No festive relief for Aberdeen, and the Dons’ fixture list displays a concerning trend.
When Premiership rivals ran into Jimmy Thelin’s red revolution for the first time, they amassed an aggregate total of two draws and nine defeats; informed by that arresting reconnaissance, the seven sides who have had a second go have managed four wins and two draws.
By eye, Aberdeen are not playing well – the pace has dropped, the cohesion appears absent, and they are allowing opponents to establish much more substantial periods of advanced possession.
But, given the pattern, it is certainly worth considering whether the fault is truly Aberdeen’s, or whether they are simply proving too easy to hatch an effective plan against.
Is the Dons’ inability to sustain their early competitiveness down to physical atrophy and subconscious gearing down of ambition, or have Scotland’s coaches already figured out how to play around them?
Such swift collective action would be unusual efficacy for Scottish football, but certainly here Derek McInnes saw to it that his team played the vast majority of the game in areas where the Dons could not attack them.

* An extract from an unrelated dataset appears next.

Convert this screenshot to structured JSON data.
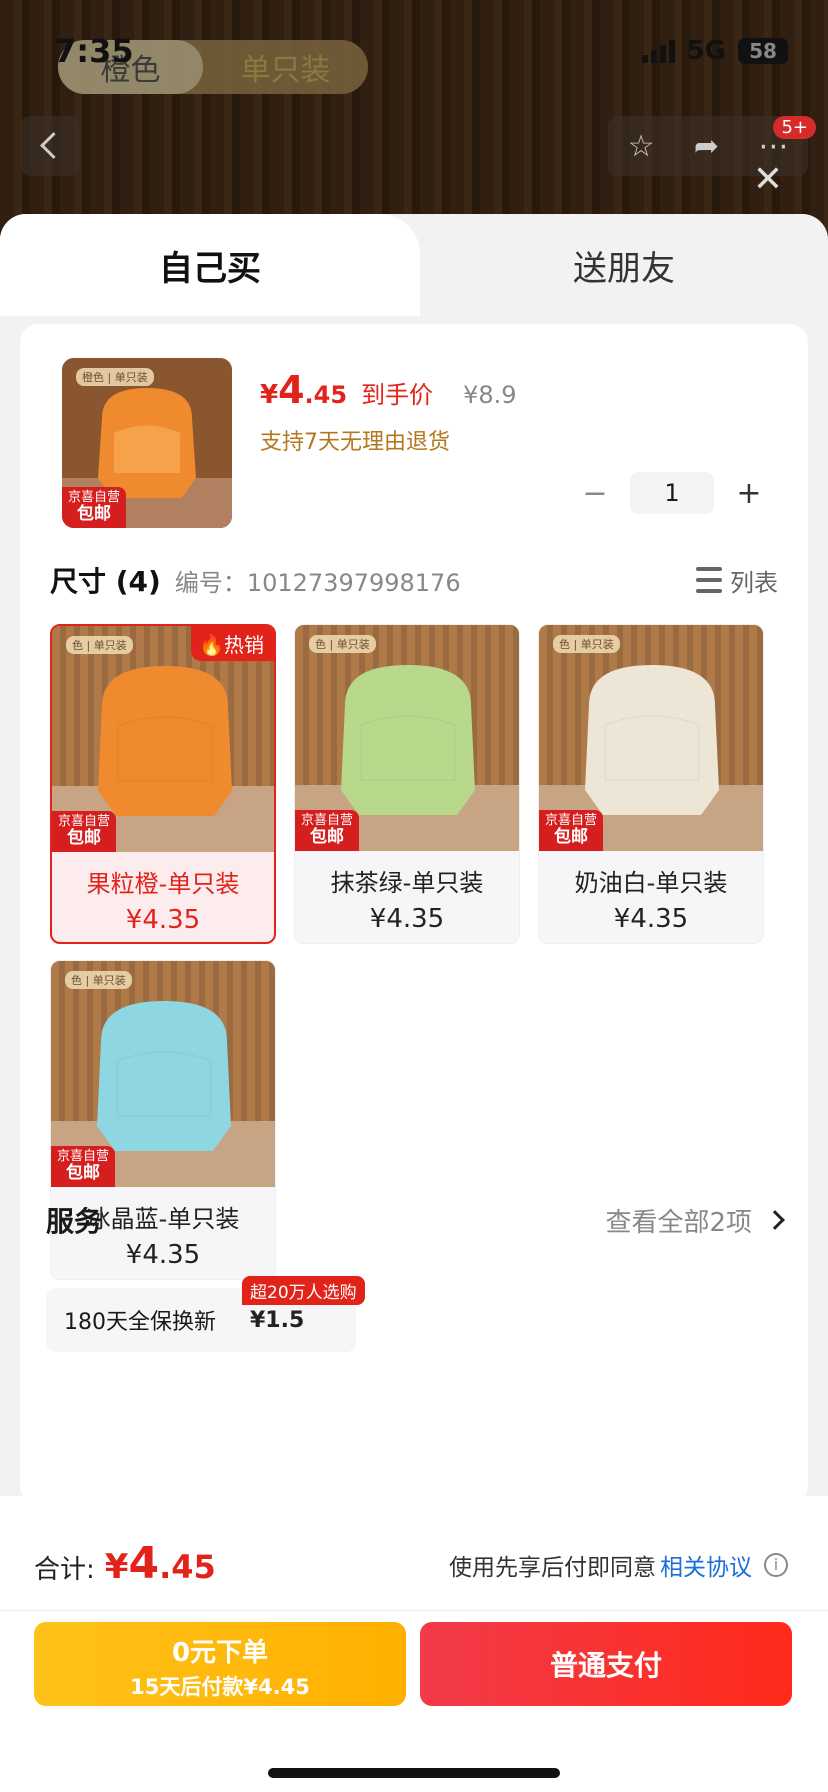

Having the higher possession percentage while being significantly outgained in terms of territory is the exact opposite of the Thelin blueprint, and so, too, was the final score.
There is no longer any glossing over it: this has become a major problem for Thelin to solve.
The credit in his account enabled the first five matches of this winless run to slide, but conceding seven goals in a pair of stuffings either side of Christmas cannot be overlooked.
Though, talk has already turned to the transfer window, that does not come soon enough without a winter break.
The squad at hand have thrived before – Thelin must find a way to make them do so again.